Ivan had no idea what to say, but before he could say anything else, he heard running footsteps, tearing toward the Apollon staircase. He turned toward the sound and saw Kotetsu, sprinting, with a very clear late-for-work expression on his face. The veteran quickly noticed Ivan in return, and managed to wave, but as he drew closer, he decided to speak.

"G'morning, Or—" And that's when he noticed the two older, non-Hero-affiliated individuals with Ivan, and his instinct to preserve identity kicked in, leading to a very awkward and unconvincing, "Ooore you doing well? This morning? How are you? Hahah…" And since he turned his mistaken greeting into an inquiry, he had to stay and chat.

"I'm fine, I'll see you later," Ivan said, trying to cover for Kotetsu's mistake.

"Who is this? Is he friend?" Babu asked.

"Ah, yes! I'm one of Ivan's co-workers. I'm Kotetsu." Kotetsu stuck out his hand and shook with Ivan's grandparents, and they exchanged pleasantries. "Do you live around here?"

Ivan stood as still as he could, afraid his interference would make a bad situation worse. Kotetsu was already obviously late, and now making small-talk with his grandparents, who already had a low opinion of Ivan's job, and maybe heroics in general. He didn't want to be responsible for a fight between his family and his friend over the role of costumed heroes.

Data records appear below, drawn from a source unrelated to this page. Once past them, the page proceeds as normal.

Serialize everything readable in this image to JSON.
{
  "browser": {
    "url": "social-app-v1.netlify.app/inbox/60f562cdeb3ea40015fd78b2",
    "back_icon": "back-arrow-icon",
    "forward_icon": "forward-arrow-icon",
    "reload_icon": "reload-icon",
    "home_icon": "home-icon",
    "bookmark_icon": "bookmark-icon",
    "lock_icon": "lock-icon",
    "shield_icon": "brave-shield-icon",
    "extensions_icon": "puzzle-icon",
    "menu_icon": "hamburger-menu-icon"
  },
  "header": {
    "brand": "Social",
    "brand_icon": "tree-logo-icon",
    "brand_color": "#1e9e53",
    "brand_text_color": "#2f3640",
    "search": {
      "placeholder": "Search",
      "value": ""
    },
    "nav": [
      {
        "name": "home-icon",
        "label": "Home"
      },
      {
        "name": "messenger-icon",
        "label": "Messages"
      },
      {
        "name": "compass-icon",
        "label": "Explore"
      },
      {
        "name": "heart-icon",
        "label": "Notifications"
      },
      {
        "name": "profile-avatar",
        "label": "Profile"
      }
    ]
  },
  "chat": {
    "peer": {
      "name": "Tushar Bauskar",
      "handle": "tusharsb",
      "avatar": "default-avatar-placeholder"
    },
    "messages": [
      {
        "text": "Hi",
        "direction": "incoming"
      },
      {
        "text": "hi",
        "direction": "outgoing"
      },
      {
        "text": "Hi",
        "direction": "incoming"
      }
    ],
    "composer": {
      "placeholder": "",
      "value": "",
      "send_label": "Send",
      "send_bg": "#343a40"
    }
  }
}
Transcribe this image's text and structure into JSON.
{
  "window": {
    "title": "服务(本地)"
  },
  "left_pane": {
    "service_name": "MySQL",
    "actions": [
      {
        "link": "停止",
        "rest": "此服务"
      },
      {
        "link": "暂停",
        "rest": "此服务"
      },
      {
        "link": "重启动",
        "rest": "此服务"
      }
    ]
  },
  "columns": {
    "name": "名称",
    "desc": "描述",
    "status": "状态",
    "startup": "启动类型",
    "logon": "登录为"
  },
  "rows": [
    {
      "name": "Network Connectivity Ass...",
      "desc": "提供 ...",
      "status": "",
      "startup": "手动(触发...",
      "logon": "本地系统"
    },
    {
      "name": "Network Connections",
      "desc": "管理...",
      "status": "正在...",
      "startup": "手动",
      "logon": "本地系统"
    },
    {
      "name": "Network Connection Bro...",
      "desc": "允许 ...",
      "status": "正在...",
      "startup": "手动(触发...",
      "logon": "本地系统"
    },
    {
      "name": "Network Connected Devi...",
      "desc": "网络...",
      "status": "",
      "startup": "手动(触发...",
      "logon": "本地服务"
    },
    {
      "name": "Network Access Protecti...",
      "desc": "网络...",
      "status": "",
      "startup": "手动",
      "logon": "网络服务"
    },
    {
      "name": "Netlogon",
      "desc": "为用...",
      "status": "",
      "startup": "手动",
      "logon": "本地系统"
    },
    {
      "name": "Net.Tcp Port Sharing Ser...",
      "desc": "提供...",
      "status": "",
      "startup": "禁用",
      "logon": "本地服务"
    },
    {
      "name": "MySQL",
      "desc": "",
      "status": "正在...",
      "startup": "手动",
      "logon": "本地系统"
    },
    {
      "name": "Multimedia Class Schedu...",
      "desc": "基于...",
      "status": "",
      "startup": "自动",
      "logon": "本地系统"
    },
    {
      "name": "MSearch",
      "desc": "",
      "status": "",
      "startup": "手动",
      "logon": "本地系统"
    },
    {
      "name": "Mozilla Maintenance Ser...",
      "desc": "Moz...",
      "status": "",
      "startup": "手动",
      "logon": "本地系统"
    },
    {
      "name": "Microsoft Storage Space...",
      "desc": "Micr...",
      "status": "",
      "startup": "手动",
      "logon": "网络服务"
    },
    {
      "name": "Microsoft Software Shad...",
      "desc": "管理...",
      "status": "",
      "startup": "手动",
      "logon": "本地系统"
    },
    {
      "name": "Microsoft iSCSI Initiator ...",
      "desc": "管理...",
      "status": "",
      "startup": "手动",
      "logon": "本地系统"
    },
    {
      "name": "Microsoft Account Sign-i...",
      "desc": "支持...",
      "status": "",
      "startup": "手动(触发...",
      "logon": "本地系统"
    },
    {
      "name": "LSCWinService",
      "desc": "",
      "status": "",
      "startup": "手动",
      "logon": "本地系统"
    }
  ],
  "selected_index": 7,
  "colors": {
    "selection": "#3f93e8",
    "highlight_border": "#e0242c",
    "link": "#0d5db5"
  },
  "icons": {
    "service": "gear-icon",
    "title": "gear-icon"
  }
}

But then Kotetsu asked, "Do you speak Russian?" In Russian.

And the joy that blossomed in his grandparents was practically palpable: someone speaking their language, the best language in the world, and they responded enthusiastically, no doubt sharing their life stories the way only the elderly could. And Ivan just gaped at them. Since when was Kotetsu a bilingual? English and Russian?

The tide of conversation ebbed away from what Ivan could understand, but their emotions required no translation, clearly expressed in the rich, strong Russian language. His grandparents were obviously entertained by this odd foreign man who knew Russian, while Kotetsu seemed happy just to chat with someone new. The tone stayed pleasant for quite some time, until Kotetsu said something, and Dedu and Babu pointedly glanced at Ivan, the good mood deflating.

They're talking about me.

Dedu said something that, to Ivan, seemed to mean something along the lines of 'we didn't pick him, but he's our family,' to which Kotetsu tilted his head, shrugged, and said something that suddenly gained their undivided attention. The tone turned quiet, and Kotetsu spoke for quite some time about something. No doubt a story—but which story? What was he saying about Ivan? What was anyone saying?

Kotetsu finished speaking, and Dedu and Babu seemed to agree with whatever he had just said, nodding and glancing back at Ivan with a bit less suppressed scorn. Kotetsu shook both of their hands again, and then looked to Ivan.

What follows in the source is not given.